In order to smooth this data series, we use a 4-quarter moving average calculations. From a lowly 2.75% of properties being resold due to lower than expected investment income, for the 4 quarters up to the 3rd quarter of 2016, this estimate has risen to 4.5% of total properties being sold for the 4 quarters up to the 4th quarter of 2017.
While this increase did suggest a possible mild deterioration in the popularity of owning investment properties in 2017 (or otherwise an increase in financial constraints amongst certain households), it remained at a moderate level compared to the 10.25% estimate for such sales back at a stage of 2010.
AGENTS PERCEIVED REDUCED PRICING POWER ON RESOLD INVESTMENT PROPERTIES IN 2017
It goes further. We ask agents to provide an idea of prices being obtained for investment properties being resold.
We did see a slight rise in the estimated percentage “sold below previous purchase price” during 2017, from 3.25% average for 2016 to 6.5% average for the entire 2017. We also saw an increase in the estimated percentage being “sold at purchase price” and not above, from 16.75% for 2016 to 22% for the entire 2017.
This translates into a rise in the percentage of homes being resold at either purchase price or below, from 20% in 2016 to 28.5% in 2017.

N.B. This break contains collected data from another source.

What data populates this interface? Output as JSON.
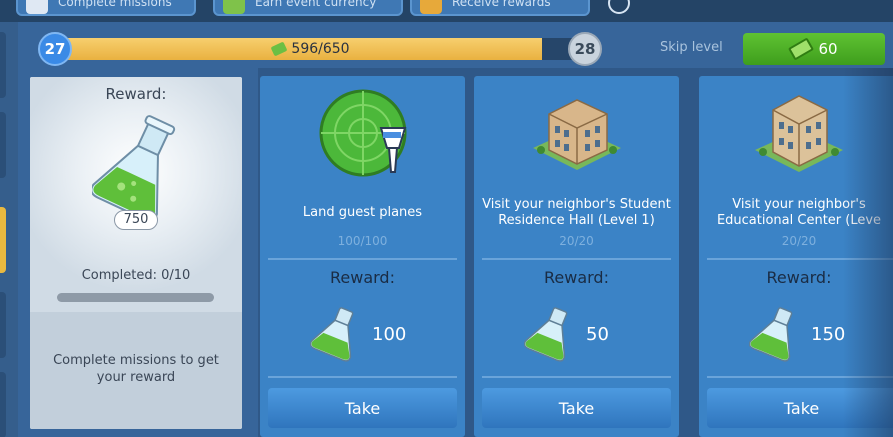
{
  "top_tabs": [
    {
      "label": "Complete missions",
      "icon": "missions-icon"
    },
    {
      "label": "Earn event currency",
      "icon": "currency-icon"
    },
    {
      "label": "Receive rewards",
      "icon": "rewards-icon"
    }
  ],
  "progress": {
    "current_level": "27",
    "next_level": "28",
    "value_text": "596/650",
    "fraction": 0.917
  },
  "skip": {
    "label": "Skip level",
    "cost": "60"
  },
  "reward_panel": {
    "title": "Reward:",
    "amount": "750",
    "completed": "Completed: 0/10",
    "hint": "Complete missions to get your reward"
  },
  "missions": [
    {
      "name": "Land guest planes",
      "count": "100/100",
      "reward_label": "Reward:",
      "reward_amount": "100",
      "take_label": "Take",
      "icon": "air-traffic-tower-icon"
    },
    {
      "name": "Visit your neighbor's Student Residence Hall (Level 1)",
      "count": "20/20",
      "reward_label": "Reward:",
      "reward_amount": "50",
      "take_label": "Take",
      "icon": "student-residence-hall-icon"
    },
    {
      "name": "Visit your neighbor's Educational Center (Leve",
      "count": "20/20",
      "reward_label": "Reward:",
      "reward_amount": "150",
      "take_label": "Take",
      "icon": "educational-center-icon"
    }
  ],
  "colors": {
    "accent_gold": "#e9b140",
    "skip_green": "#4fb028",
    "card_blue": "#3b83c6",
    "panel_grey": "#d0dbe5"
  }
}
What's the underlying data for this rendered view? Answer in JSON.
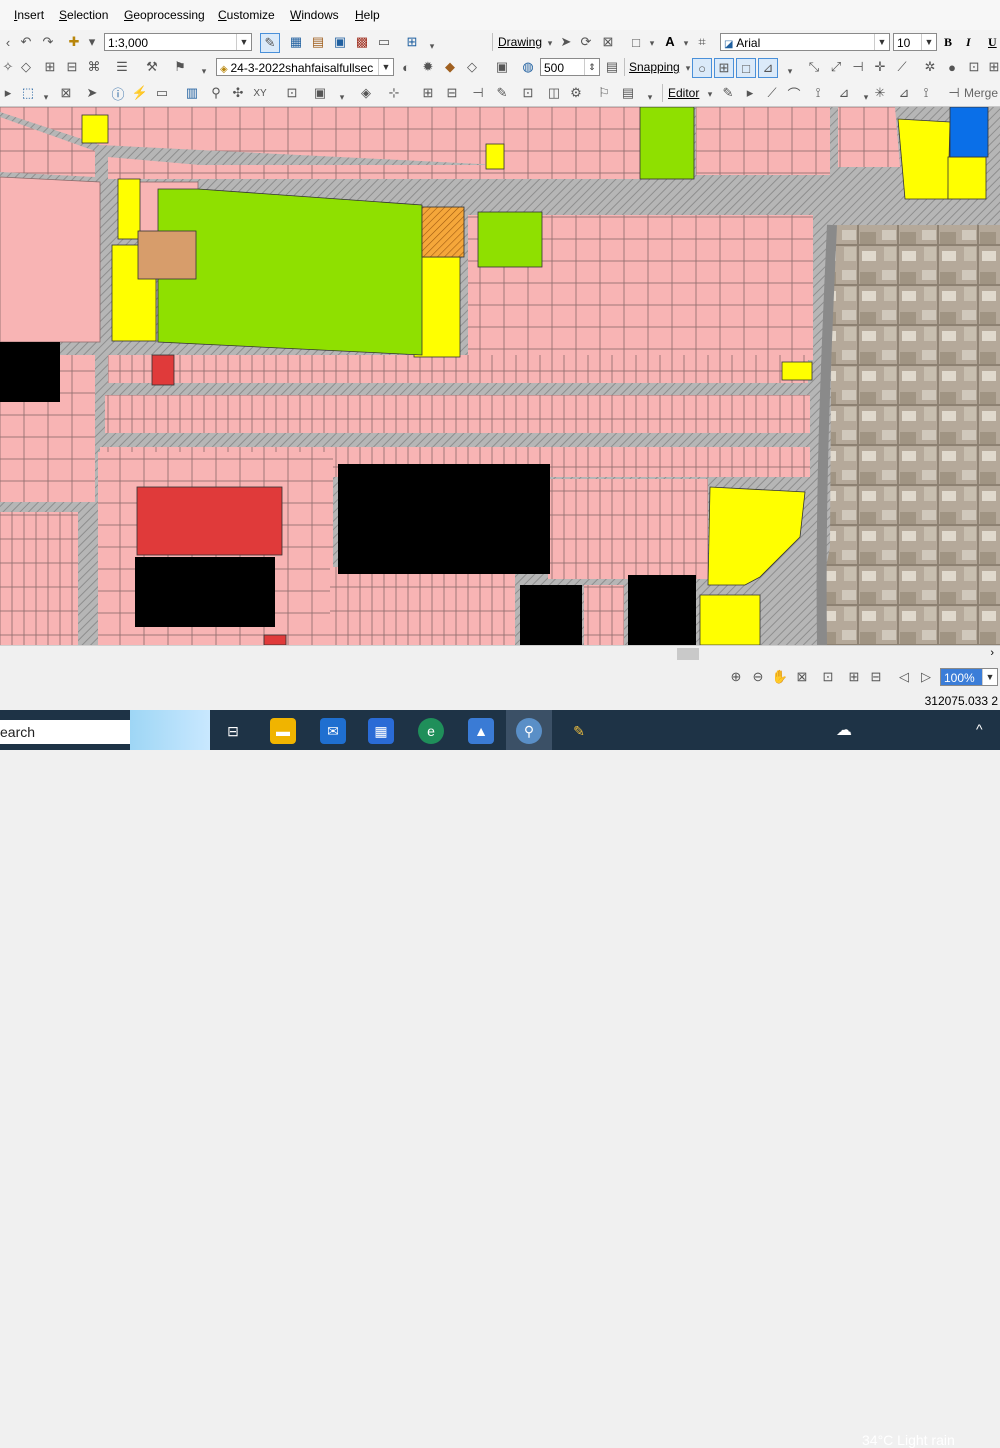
{
  "menu": {
    "items": [
      "Insert",
      "Selection",
      "Geoprocessing",
      "Customize",
      "Windows",
      "Help"
    ]
  },
  "toolbar1": {
    "scale": "1:3,000",
    "drawing_label": "Drawing",
    "font_name": "Arial",
    "font_size": "10",
    "bold": "B",
    "italic": "I",
    "underline": "U"
  },
  "toolbar2": {
    "layer_name": "24-3-2022shahfaisalfullsec",
    "buffer_value": "500",
    "snapping_label": "Snapping"
  },
  "toolbar3": {
    "editor_label": "Editor",
    "merge_label": "Merge"
  },
  "statusnav": {
    "zoom_value": "100%"
  },
  "statusbar": {
    "coordinates": "312075.033  2"
  },
  "taskbar": {
    "search_text": "earch",
    "weather": "34°C  Light rain",
    "chevron": "^"
  },
  "colors": {
    "parcel": "#f8b4b4",
    "road": "#b2b2b2",
    "park": "#8fe000",
    "yellow": "#ffff00",
    "black": "#000000",
    "red": "#e03a3a",
    "brown": "#d79d6b",
    "orange": "#f5a73a",
    "blue": "#0a6fe8"
  }
}
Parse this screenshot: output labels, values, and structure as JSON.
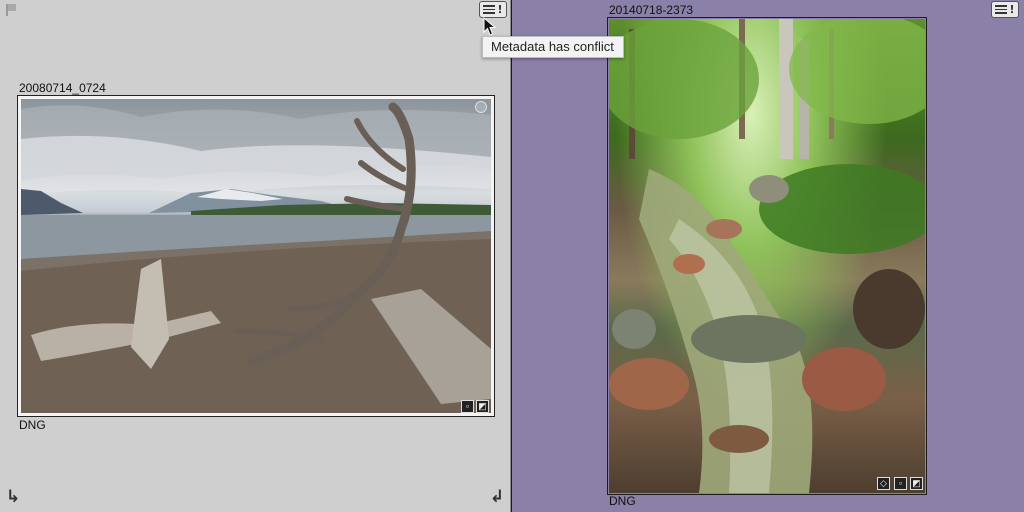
{
  "left_cell": {
    "filename": "20080714_0724",
    "file_type": "DNG",
    "flag_icon": "flag-icon",
    "metadata_icon": "metadata-badge-icon",
    "rotate_left_icon": "rotate-left-icon",
    "rotate_right_icon": "rotate-right-icon"
  },
  "right_cell": {
    "filename": "20140718-2373",
    "file_type": "DNG",
    "metadata_icon": "metadata-badge-icon"
  },
  "tooltip": {
    "text": "Metadata has conflict"
  },
  "colors": {
    "left_cell_bg": "#cfcfcf",
    "right_cell_bg_selected": "#8a80a8"
  }
}
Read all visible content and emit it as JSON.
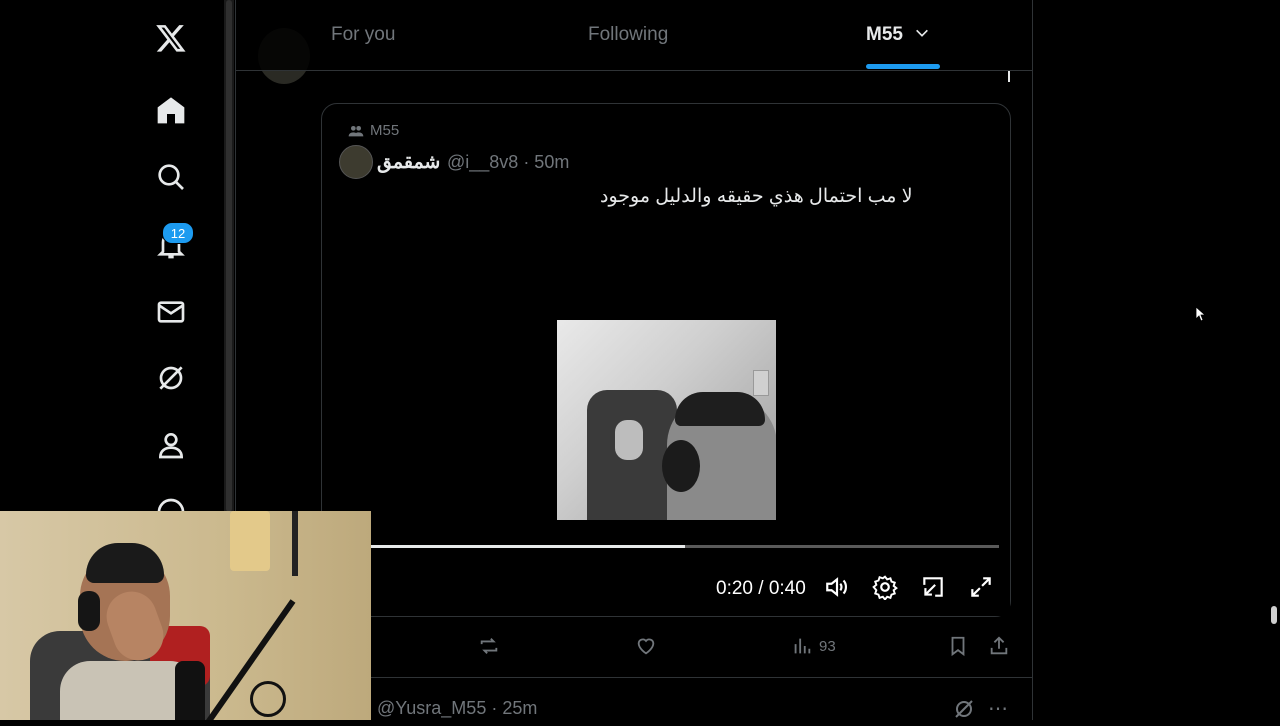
{
  "tabs": {
    "for_you": "For you",
    "following": "Following",
    "list": "M55"
  },
  "sidebar": {
    "notifications_badge": "12"
  },
  "quoted_post": {
    "community": "M55",
    "display_name": "شمقمق",
    "handle_time": "@i__8v8 · 50m",
    "text": "لا مب احتمال هذي حقيقه والدليل موجود"
  },
  "video": {
    "time": "0:20 / 0:40",
    "progress": 0.5
  },
  "actions": {
    "views": "93"
  },
  "next_post": {
    "handle_time": "@Yusra_M55 · 25m"
  },
  "colors": {
    "accent": "#1d9bf0",
    "muted": "#71767b",
    "border": "#2f3336"
  }
}
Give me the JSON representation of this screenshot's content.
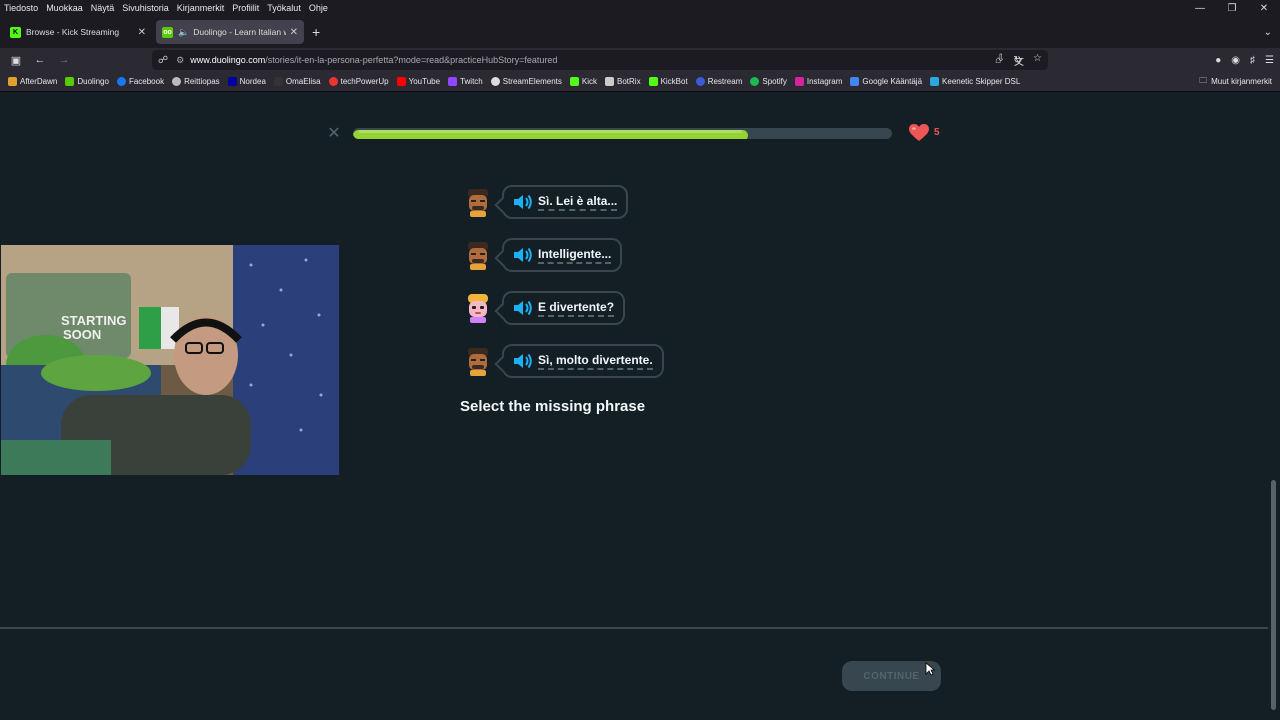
{
  "menubar": {
    "items": [
      "Tiedosto",
      "Muokkaa",
      "Näytä",
      "Sivuhistoria",
      "Kirjanmerkit",
      "Profiilit",
      "Työkalut",
      "Ohje"
    ]
  },
  "tabs": [
    {
      "title": "Browse - Kick Streaming",
      "icon": "kick-icon",
      "active": false
    },
    {
      "title": "Duolingo - Learn Italian wit",
      "icon": "duolingo-icon",
      "active": true
    }
  ],
  "url": {
    "domain": "www.duolingo.com",
    "path": "/stories/it-en-la-persona-perfetta?mode=read&practiceHubStory=featured"
  },
  "bookmarks": {
    "items": [
      "AfterDawn",
      "Duolingo",
      "Facebook",
      "Reittiopas",
      "Nordea",
      "OmaElisa",
      "techPowerUp",
      "YouTube",
      "Twitch",
      "StreamElements",
      "Kick",
      "BotRix",
      "KickBot",
      "Restream",
      "Spotify",
      "Instagram",
      "Google Kääntäjä",
      "Keenetic Skipper DSL"
    ],
    "other": "Muut kirjanmerkit"
  },
  "lesson": {
    "progress": 0.733,
    "hearts": "5",
    "lines": [
      {
        "speaker": "man",
        "text": "Sì. Lei è alta..."
      },
      {
        "speaker": "man",
        "text": "Intelligente..."
      },
      {
        "speaker": "woman",
        "text": "E divertente?"
      },
      {
        "speaker": "man",
        "text": "Sì, molto divertente."
      }
    ],
    "prompt": "Select the missing phrase",
    "continue_label": "CONTINUE"
  },
  "colors": {
    "progress": "#93d333",
    "heart": "#ee5555",
    "background": "#131f24",
    "speaker": "#1cb0f6"
  }
}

Although 2017 as a whole showed a very slightly higher average level of both secondary home buying, it was a year of two halves, and the 2nd half appeared weaker than the 1st half of the year. In the buy-to-let sub-segment of the secondary home market, too, the 2nd half of the year returned lower estimated levels of buying, while agent buy-to-let buying expectations were on average weaker than in 2016.
This second half weakness in the estimates is hardly surprising, given very weak sentiment amongst the Business community, consumers and investors alike in the second half of last year, much of it to do with economic weakness. In addition, Ratings agencies had been implementing widely-publicised ratings downgrades to “junk status” at a stage last year, and much publicity and uncertainty had been created in the run up to the ruling party’s December elective conference, all influencing sentiment last year.
One category of 2nd home buying that has declined to almost insignificant levels is the percentage of buyers “buying a home for use as a primary residence by a family member”. Whereas this category reached a multi-year high of 2.32% of total home buying back in the 3rd quarter of 2015, this percentage was significantly lower through 2017, averaging only 0.7% for the year.
The estimated holiday home buying percentage, however, has surprisingly not yet shown a noticeable decline. This category of buying was estimated at 3.65% of total home buying in the 4th quarter of 2017, only marginally lower than the 3.77% registered in the 1st quarter of last year, while the 2017 average of 3.3% was higher than the 2.5% average for 2016.
In short, 2017 as a whole was not perceived to be a worse year than 2016 in terms of secondary home buying, but it did weaken as the year progressed. However, given our expectation of stable interest rates in 2018, slightly improved economic growth compared with 2017, and seemingly significantly improved general sentiment at the start of this year (if the Rand’s significantly improved performance is anything to go by as a sentiment barometer), we would expect some increase in the estimated percentage of secondary (non-essential) home buying this year.
Finally, we estimate the level and change in ownership of secondary properties owned by individuals (“natural persons”) using deeds office data. Expressed as a percentage of total properties, ownership of secondary properties amounted to 16.26% of the total by December 2017. This is slightly down on a multi-year high of 16.29% reached in August 2017, while the year-on-year percentage change had slowed from 0.46% in July 2017 to 0.11% by December, thus also suggesting a slowing in secondary home demand growth in the 2nd half of 2017.